O homicídio de Louisa e Maren provocou uma enorme onda de comoção na Dinamarca, na Noruega e em vários outros países. Os funerais contaram com a presença de representantes dos governos, enquanto milhares de pessoas prestaram homenagens às duas jovens, recordando-as como mulheres curiosas, generosas e apaixonadas pela aventura.
O caso também levantou um intenso debate sobre a rapidez com que conteúdos produzidos por grupos extremistas podem ser disseminados nas redes sociais e sobre os desafios enfrentados pelas plataformas digitais para impedir a divulgação desse tipo de material.
Em Marrocos, as autoridades reforçaram as medidas de segurança em regiões turísticas e intensificaram as operações de combate ao extremismo.
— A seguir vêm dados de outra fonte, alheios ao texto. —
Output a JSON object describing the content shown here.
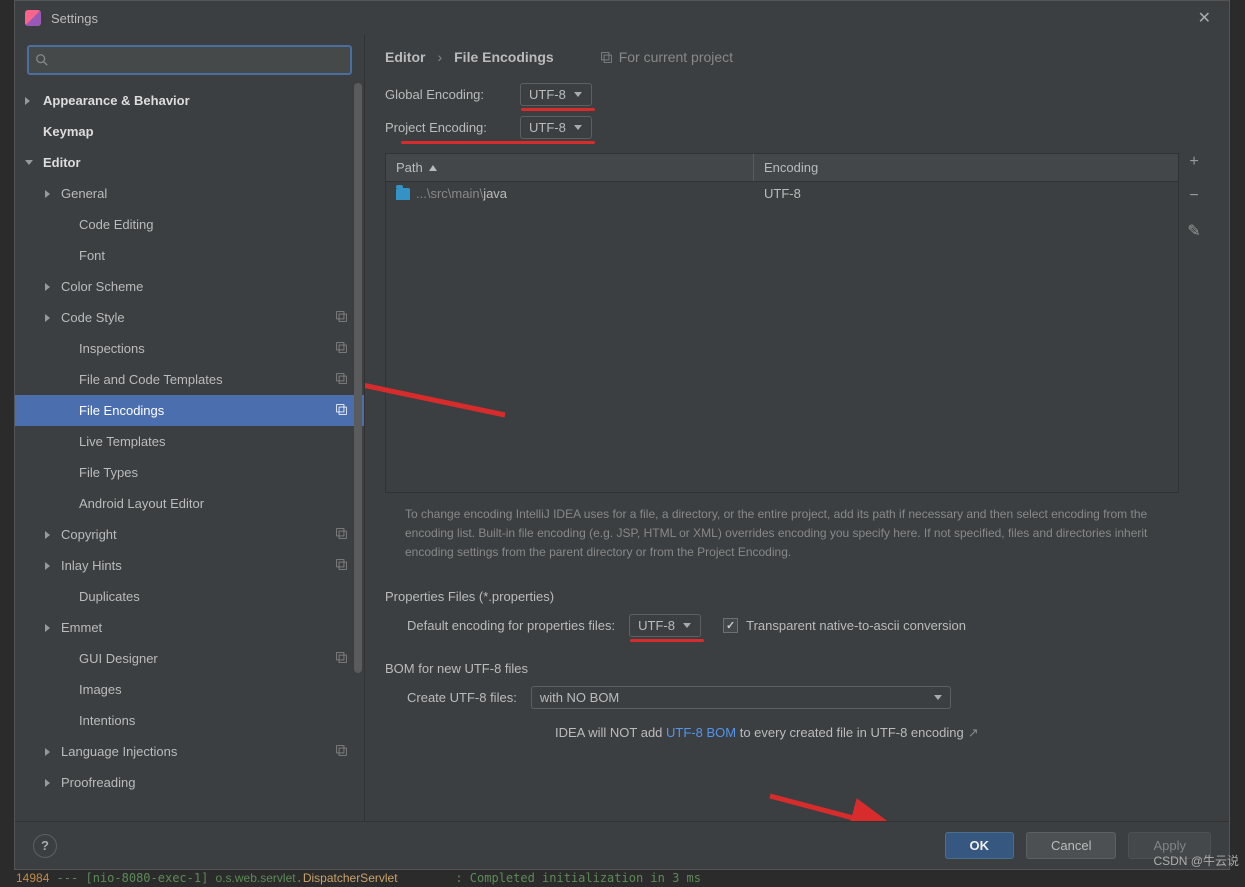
{
  "titlebar": {
    "title": "Settings"
  },
  "search": {
    "placeholder": ""
  },
  "tree": {
    "appearance": "Appearance & Behavior",
    "keymap": "Keymap",
    "editor": "Editor",
    "general": "General",
    "code_editing": "Code Editing",
    "font": "Font",
    "color_scheme": "Color Scheme",
    "code_style": "Code Style",
    "inspections": "Inspections",
    "file_templates": "File and Code Templates",
    "file_encodings": "File Encodings",
    "live_templates": "Live Templates",
    "file_types": "File Types",
    "android_layout": "Android Layout Editor",
    "copyright": "Copyright",
    "inlay_hints": "Inlay Hints",
    "duplicates": "Duplicates",
    "emmet": "Emmet",
    "gui_designer": "GUI Designer",
    "images": "Images",
    "intentions": "Intentions",
    "lang_injections": "Language Injections",
    "proofreading": "Proofreading"
  },
  "breadcrumb": {
    "root": "Editor",
    "leaf": "File Encodings",
    "scope": "For current project"
  },
  "global": {
    "label": "Global Encoding:",
    "value": "UTF-8"
  },
  "project": {
    "label": "Project Encoding:",
    "value": "UTF-8"
  },
  "table": {
    "col_path": "Path",
    "col_encoding": "Encoding",
    "row_path_dim": "...\\src\\main\\",
    "row_path": "java",
    "row_encoding": "UTF-8"
  },
  "hint": "To change encoding IntelliJ IDEA uses for a file, a directory, or the entire project, add its path if necessary and then select encoding from the encoding list. Built-in file encoding (e.g. JSP, HTML or XML) overrides encoding you specify here. If not specified, files and directories inherit encoding settings from the parent directory or from the Project Encoding.",
  "props": {
    "section": "Properties Files (*.properties)",
    "label": "Default encoding for properties files:",
    "value": "UTF-8",
    "checkbox_label": "Transparent native-to-ascii conversion"
  },
  "bom": {
    "section": "BOM for new UTF-8 files",
    "label": "Create UTF-8 files:",
    "value": "with NO BOM",
    "note_pre": "IDEA will NOT add ",
    "note_link": "UTF-8 BOM",
    "note_post": " to every created file in UTF-8 encoding"
  },
  "footer": {
    "ok": "OK",
    "cancel": "Cancel",
    "apply": "Apply"
  },
  "watermark": "CSDN @牛云说"
}
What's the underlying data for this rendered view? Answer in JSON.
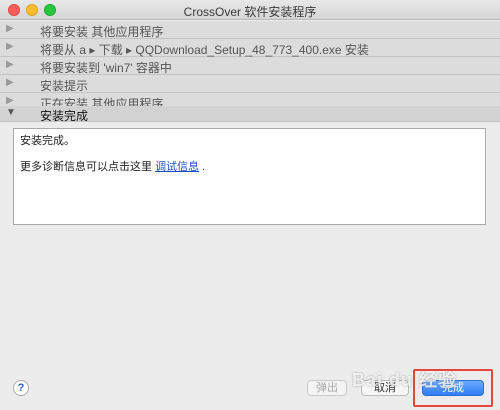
{
  "window": {
    "title": "CrossOver 软件安装程序"
  },
  "steps": [
    {
      "label": "将要安装 其他应用程序",
      "state": "collapsed"
    },
    {
      "label": "将要从 a ▸ 下载 ▸ QQDownload_Setup_48_773_400.exe 安装",
      "state": "collapsed"
    },
    {
      "label": "将要安装到 'win7' 容器中",
      "state": "collapsed"
    },
    {
      "label": "安装提示",
      "state": "collapsed"
    },
    {
      "label": "正在安装 其他应用程序...",
      "state": "collapsed"
    },
    {
      "label": "安装完成",
      "state": "expanded"
    }
  ],
  "log": {
    "line1": "安装完成。",
    "line2_prefix": "更多诊断信息可以点击这里",
    "line2_link": "调试信息",
    "line2_suffix": "."
  },
  "footer": {
    "help": "?",
    "eject": "弹出",
    "cancel": "取消",
    "done": "完成"
  },
  "watermark": "Bai du 经验",
  "colors": {
    "done_button": "#2f7cf5",
    "highlight": "#e2473a"
  }
}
Guias locais voltaram a recomendar que visitantes realizassem percursos nas montanhas sempre acompanhados por profissionais experientes, sobretudo em áreas isoladas.
Passados vários anos, o caso de Louisa Vesterager Jespersen e Maren Ueland continua a ser lembrado como uma das tragédias mais marcantes envolvendo turistas na história recente de Marrocos. O que deveria ter sido uma viagem inesquecível transformou-se num crime que abalou o mundo inteiro e deixou um alerta permanente sobre os perigos da radicalização violenta e da propaganda extremista, bem como sobre a importância da cooperação internacional na prevenção de ataques dessa natureza.